This analysis will explore the differences in Bayesian linear regression using flat priors and tuned priors.

Since we are only using two data variables, arrival delay and departure time, the regression parameters will be \(\beta_0\), \(\beta_1\), and \(\sigma\) for intercept, slope, and error As intercept and slope regression parameters can take any real value, we will use normal prior models (Johnson, Ott, and Dogucu 2022). \[ \begin{align*} \beta_0 &\sim N(m_0, s^2_0)\\ \beta_1 &\sim N(m_1, s^2_1) \end{align*} \]

where \(m_0, s_0, m_1, \text{and } s_1\) are hyperparameters.

The standard deviation parameter must be positive, so we will use an exponential model (Johnson, Ott, and Dogucu 2022).

\[ \sigma \sim \text{Exp}(l) \]

Due to the fact that the exponential model is a special case of the Gamma model, with \(s = 1\), we can use the definitions of the mean and variance of the gamma model to to find that of the exponential model (Johnson, Ott, and Dogucu 2022).

\[ \begin{align*} E(\sigma) = \frac{1}{l} && \text{and} && SD(\sigma) = \frac{1}{l} \end{align*} \]

The Bayesian Linear Regression Model

The model can be written as

\[ \begin{align*} Y_i|\beta_0, \beta_1, \sigma &\overset{\text{ind}}{\sim} N (\mu_i, \sigma^2) && \text{with } && \mu_i = \beta_0 + \beta_1X_i \\ \beta_{0} &\sim N(m_0, s_0^2)\\ \beta_1 &\sim N(m_1, s_1^2)\\ \sigma &\sim \text{Exp}(l) \end{align*} \]

Tuning Hyperparameters

\(\beta_0\) informs the model intercept
Code
summary(Delays_sample$DEP_TIME_MINS) #mean departure time is 809.3 minutes (~ 1:30pm)

Delays_sample_filtered_B0 <- subset(Delays_sample, DEP_TIME_MINS >= 800 & DEP_TIME_MINS <= 820)

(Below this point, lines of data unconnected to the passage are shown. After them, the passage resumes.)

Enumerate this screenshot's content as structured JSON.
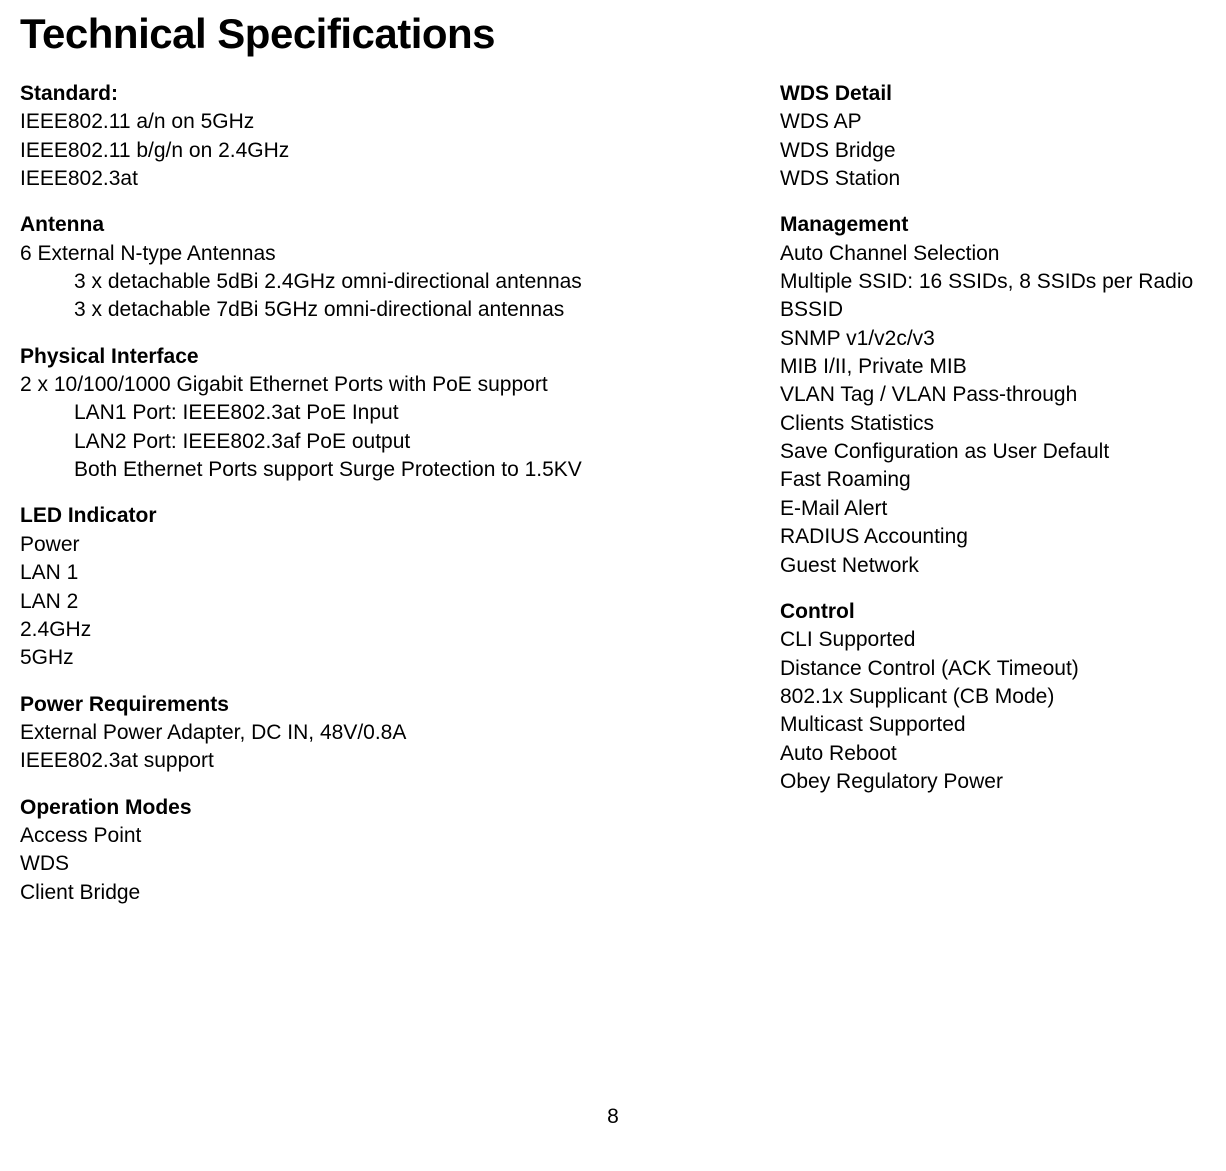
{
  "title": "Technical Specifications",
  "pageNumber": "8",
  "leftColumn": {
    "standard": {
      "header": "Standard:",
      "items": [
        "IEEE802.11 a/n on 5GHz",
        "IEEE802.11 b/g/n on 2.4GHz",
        "IEEE802.3at"
      ]
    },
    "antenna": {
      "header": "Antenna",
      "mainItem": "6 External N-type Antennas",
      "subItems": [
        "3 x detachable 5dBi 2.4GHz omni-directional antennas",
        "3 x detachable 7dBi 5GHz omni-directional antennas"
      ]
    },
    "physicalInterface": {
      "header": "Physical Interface",
      "mainItem": "2 x 10/100/1000 Gigabit Ethernet Ports with PoE support",
      "subItems": [
        "LAN1 Port: IEEE802.3at PoE Input",
        "LAN2 Port: IEEE802.3af PoE output",
        "Both Ethernet Ports support Surge Protection to 1.5KV"
      ]
    },
    "ledIndicator": {
      "header": "LED Indicator",
      "items": [
        "Power",
        "LAN 1",
        "LAN 2",
        "2.4GHz",
        "5GHz"
      ]
    },
    "powerRequirements": {
      "header": "Power Requirements",
      "items": [
        "External Power Adapter, DC IN, 48V/0.8A",
        "IEEE802.3at support"
      ]
    },
    "operationModes": {
      "header": "Operation Modes",
      "items": [
        "Access Point",
        "WDS",
        "Client Bridge"
      ]
    }
  },
  "rightColumn": {
    "wdsDetail": {
      "header": "WDS Detail",
      "items": [
        "WDS AP",
        "WDS Bridge",
        "WDS Station"
      ]
    },
    "management": {
      "header": "Management",
      "items": [
        "Auto Channel Selection",
        "Multiple SSID: 16 SSIDs, 8 SSIDs per Radio",
        "BSSID",
        "SNMP v1/v2c/v3",
        "MIB I/II, Private MIB",
        "VLAN Tag / VLAN Pass-through",
        "Clients Statistics",
        "Save Configuration as User Default",
        "Fast Roaming",
        "E-Mail Alert",
        "RADIUS Accounting",
        "Guest Network"
      ]
    },
    "control": {
      "header": "Control",
      "items": [
        "CLI Supported",
        "Distance Control (ACK Timeout)",
        "802.1x Supplicant (CB Mode)",
        "Multicast Supported",
        "Auto Reboot",
        "Obey Regulatory Power"
      ]
    }
  }
}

mean(Delays_sample_filtered_B0$ARR_DELAY) #m_0c = 2
sd(Delays_sample_filtered_B0$ARR_DELAY)  #s_0c = 36

\(\beta_{0c}\) reflects the typical arrival delay at a typical departure time. With a mean departure time at \(\sim\) 1:30pm, the average arrival delay is \(\sim\) 2 minutes with a standard deviation \(\sim\) 36 minutes.

\[ \beta_{0c} \sim N(2, 36^2) \]

\(\beta_1\) informs the model slope
Code
lm_model <- lm(ARR_DELAY ~ DEP_TIME_MINS, data = Delays_sample)

summary(lm_model)

coef(lm_model)["DEP_TIME_MINS"] #m_1 = 0.01903
summary(lm_model)$coefficients["DEP_TIME_MINS", "Std. Error"] #s_1 = 0.0005

The slope of the lineal model indicates a 0.019 minute increase in arrival delay per minute increase in departure time, so we set \(m_1 = 0.02\). The standard error reflects high confidence at 0.0005, but as to not limit the model we will set it lower at \(s_1 = 0.01\).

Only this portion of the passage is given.